贞观十八年,黔州。
黔州的春,带着化不开的湿冷。
简陋的房屋四面漏风,初春的寒雨裹着潮气,浸透了单薄的衾被,也浸透了李承乾早已破败不堪的身躯。他躺在硬板床上,每一次呼吸,都带着胸腔里撕扯般的钝痛。连腿上的旧疾都显得不那么疼了。
贞观十年,他骑马时不小心坠马,错过了最佳的医治时机,才落下残疾,成了朝野上下暗地里嘲讽的瘸腿太子。
那是他一生都无法释怀的痛,比李世民的冷落,比储君之位被废更甚。
他躺在这黔州的冷榻上,弥留之际,眼前反反复复闪过的,都是阿娘病重时虚弱的面容,是阿耶看着他时,那满是失望与疏离的眼神,还有阿耶对青雀,雉奴毫无保留的偏爱。
意识渐渐模糊,耳畔是前太子妃苏氏哽咽着握着他的手,唤着他的名字。
“郎君……”
若说他这一生对不起谁,首当其冲的就是与他患难与共的妻子和两个儿子了。
眼前一阵阵发黑,他已经说不出完整的句子,看着塌前泪流满面的妻子和儿子,他只能在心里回到:
“下辈子,别再做我的妻儿了。”
恨吗?
恨。
恨李世民的偏心和冷漠,恨他眼睁睁看着自己身陷困境却无动于衷,可他更恨自己的无能,恨自己一步步自暴自弃的走到这般绝境,落得如此下场。
若是能重来一次……
心口的最后一丝气息缓缓散去,李承乾闭上眼,彻底陷入了无边的黑暗,唯有那深入骨髓的痛与恨,萦绕不散。
……
“殿下?殿下您醒醒!”
急切又恭敬的呼唤声在耳边响起,带着熟悉的东宫内侍的嗓音,不是黔州守卫粗鄙冷漠的声音。
李承乾猛地睁开眼,剧烈地喘息着,额头上布满了冷汗,仿佛还沉浸在前世临死前的痛苦与绝望之中。
眼前是雕梁画栋的殿顶,绣着精致云纹的床幔,鼻尖萦绕着淡淡的安神香气,温暖干燥,全然没有黔州的湿冷与腐朽。
李承乾怔怔地躺在柔软的锦榻上,低头看向自己的双腿,双腿完好,感受不到丝毫的疼痛,他下意识地弯曲双腿,抬手抚摸,触感平稳康健,肌肤完好,没有半点伤痕。
这不是黔州的那处小院子。
“殿下,您可是魇着了?”内侍见他睁眼,连忙上前,小心翼翼地为他拭去额间冷汗,语气满是关切,“昨日殿下骑马略感疲惫,歇息了一日,现下可是好些了?”
骑马疲惫?
李承乾心头一震,抬眼看向身旁的内侍,是他东宫贴身的内侍小安子。
他环顾四周,熟悉的丽正殿陈设,一草一木,一桌一椅,都是他做太子时居住的东宫正殿,是他年少时居住了多年的地方。
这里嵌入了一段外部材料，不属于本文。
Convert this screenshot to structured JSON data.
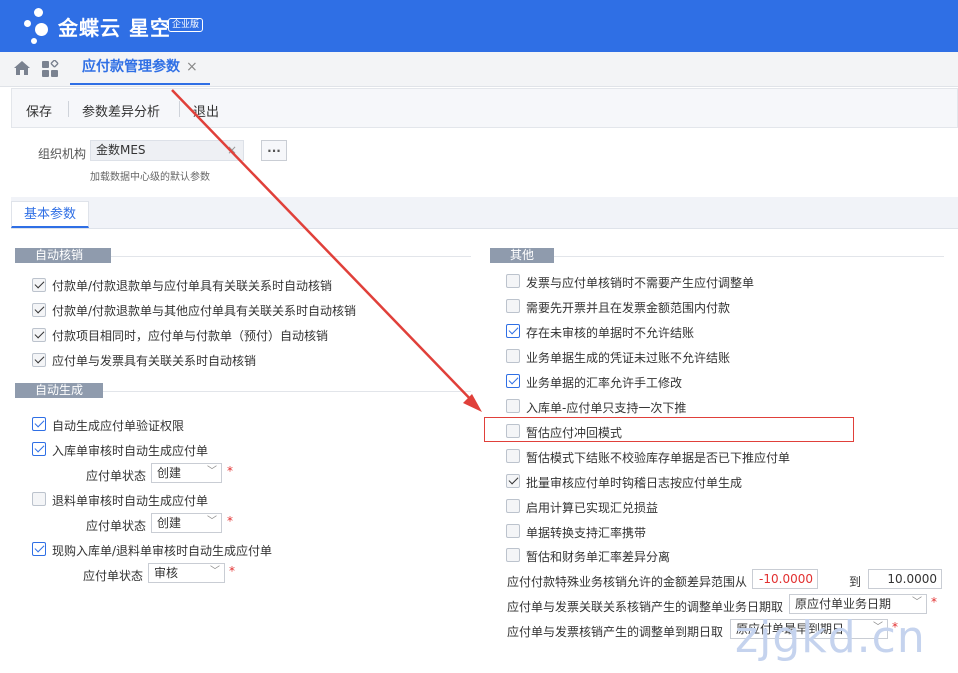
{
  "brand": {
    "name": "金蝶云 星空",
    "badge": "企业版"
  },
  "tabs": {
    "active_label": "应付款管理参数",
    "close_glyph": "×"
  },
  "toolbar": {
    "save": "保存",
    "diff": "参数差异分析",
    "exit": "退出"
  },
  "org": {
    "label": "组织机构",
    "value": "金数MES",
    "clear_glyph": "×",
    "more": "...",
    "hint": "加载数据中心级的默认参数"
  },
  "subtabs": {
    "basic": "基本参数"
  },
  "auto_verify": {
    "title": "自动核销",
    "items": [
      {
        "label": "付款单/付款退款单与应付单具有关联关系时自动核销",
        "checked": true
      },
      {
        "label": "付款单/付款退款单与其他应付单具有关联关系时自动核销",
        "checked": true
      },
      {
        "label": "付款项目相同时，应付单与付款单（预付）自动核销",
        "checked": true
      },
      {
        "label": "应付单与发票具有关联关系时自动核销",
        "checked": true
      }
    ]
  },
  "auto_gen": {
    "title": "自动生成",
    "items": [
      {
        "label": "自动生成应付单验证权限",
        "checked": true
      },
      {
        "label": "入库单审核时自动生成应付单",
        "checked": true
      },
      {
        "label": "退料单审核时自动生成应付单",
        "checked": false
      },
      {
        "label": "现购入库单/退料单审核时自动生成应付单",
        "checked": true
      }
    ],
    "status_label": "应付单状态",
    "status1": "创建",
    "status2": "创建",
    "status3": "审核",
    "required": "*"
  },
  "other": {
    "title": "其他",
    "items": [
      {
        "label": "发票与应付单核销时不需要产生应付调整单",
        "checked": false
      },
      {
        "label": "需要先开票并且在发票金额范围内付款",
        "checked": false
      },
      {
        "label": "存在未审核的单据时不允许结账",
        "checked": true
      },
      {
        "label": "业务单据生成的凭证未过账不允许结账",
        "checked": false
      },
      {
        "label": "业务单据的汇率允许手工修改",
        "checked": true
      },
      {
        "label": "入库单-应付单只支持一次下推",
        "checked": false
      },
      {
        "label": "暂估应付冲回模式",
        "checked": false
      },
      {
        "label": "暂估模式下结账不校验库存单据是否已下推应付单",
        "checked": false
      },
      {
        "label": "批量审核应付单时钩稽日志按应付单生成",
        "checked": true
      },
      {
        "label": "启用计算已实现汇兑损益",
        "checked": false
      },
      {
        "label": "单据转换支持汇率携带",
        "checked": false
      },
      {
        "label": "暂估和财务单汇率差异分离",
        "checked": false
      }
    ],
    "range_label": "应付付款特殊业务核销允许的金额差异范围从",
    "range_from": "-10.0000",
    "range_to_label": "到",
    "range_to": "10.0000",
    "adj_business_label": "应付单与发票关联关系核销产生的调整单业务日期取",
    "adj_business_value": "原应付单业务日期",
    "adj_due_label": "应付单与发票核销产生的调整单到期日取",
    "adj_due_value": "原应付单最早到期日",
    "required": "*"
  },
  "watermark": "zjgkd.cn",
  "colors": {
    "brand_blue": "#2f6fe5",
    "highlight_red": "#e0403a",
    "group_header": "#8f9bad"
  }
}
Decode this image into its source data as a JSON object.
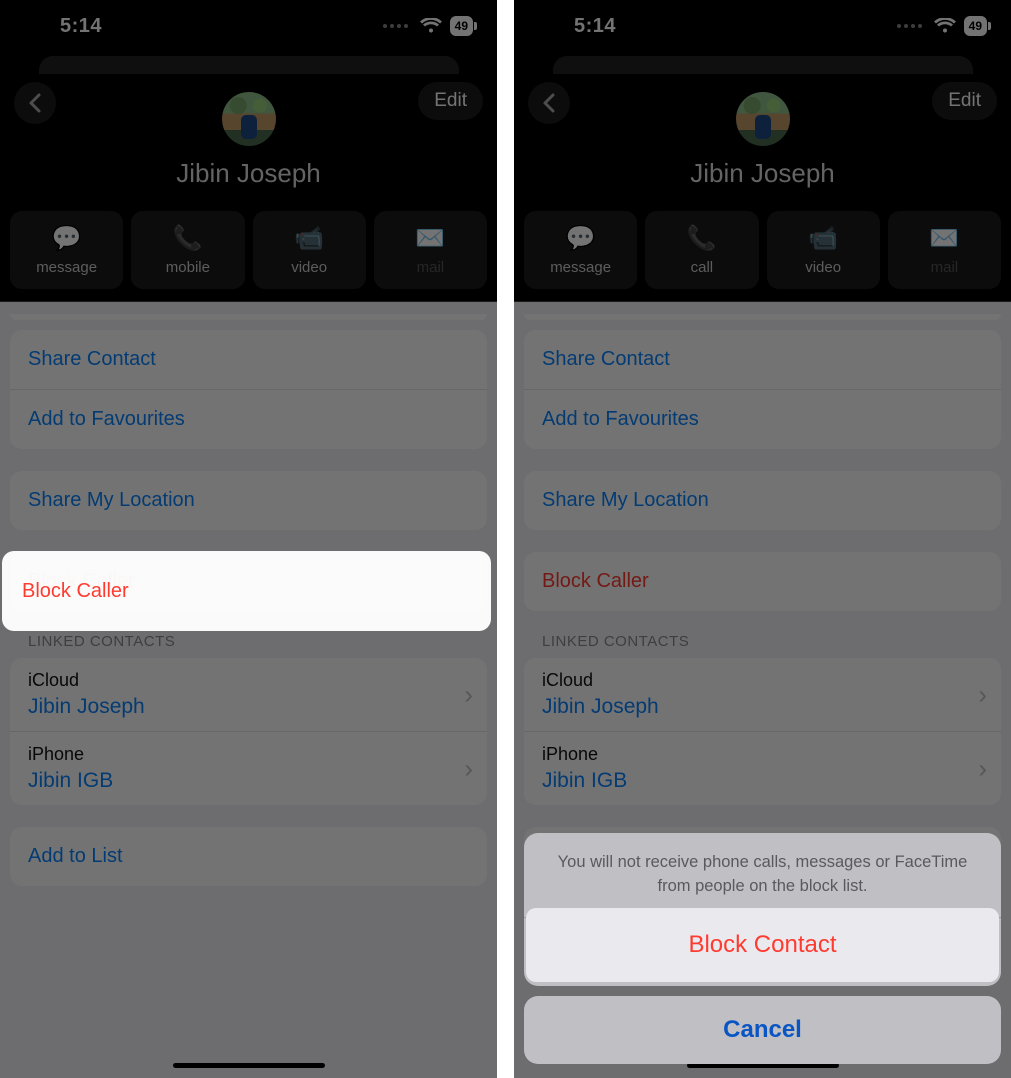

“今夕是何年何月?”李承乾开口,声音沙哑干涩,带着刚睡醒的困顿,还有难以掩饰的颤抖。
“殿下,如今是贞观七年,三月十六啊。”小安子连忙回道,眼中带着些许疑惑,自家殿下今日醒来,似乎有些不一样了,“您忘了?昨日您与杜小郎君他们一同骑马踏青,略感劳累,便早早歇息了。”
贞观七年!
李承乾的心脏狠狠一缩,随即疯狂地跳动起来,一股难以言喻的狂喜与庆幸,瞬间淹没了他。
他真的回来了?
贞观七年,彼时阿娘尚在,身体虽偶有小恙,却依旧康健,还好好地活在这世间,他也未曾经历贞观十年的坠马残疾,还未曾错过与阿娘的最后一面,李泰的恩宠虽渐盛,却还未到后来那般肆无忌惮,夺嫡之心尚未完全显露,李治尚且年幼,因阿娘尚在,也还未被阿耶日日带在身边亲自教养的时候。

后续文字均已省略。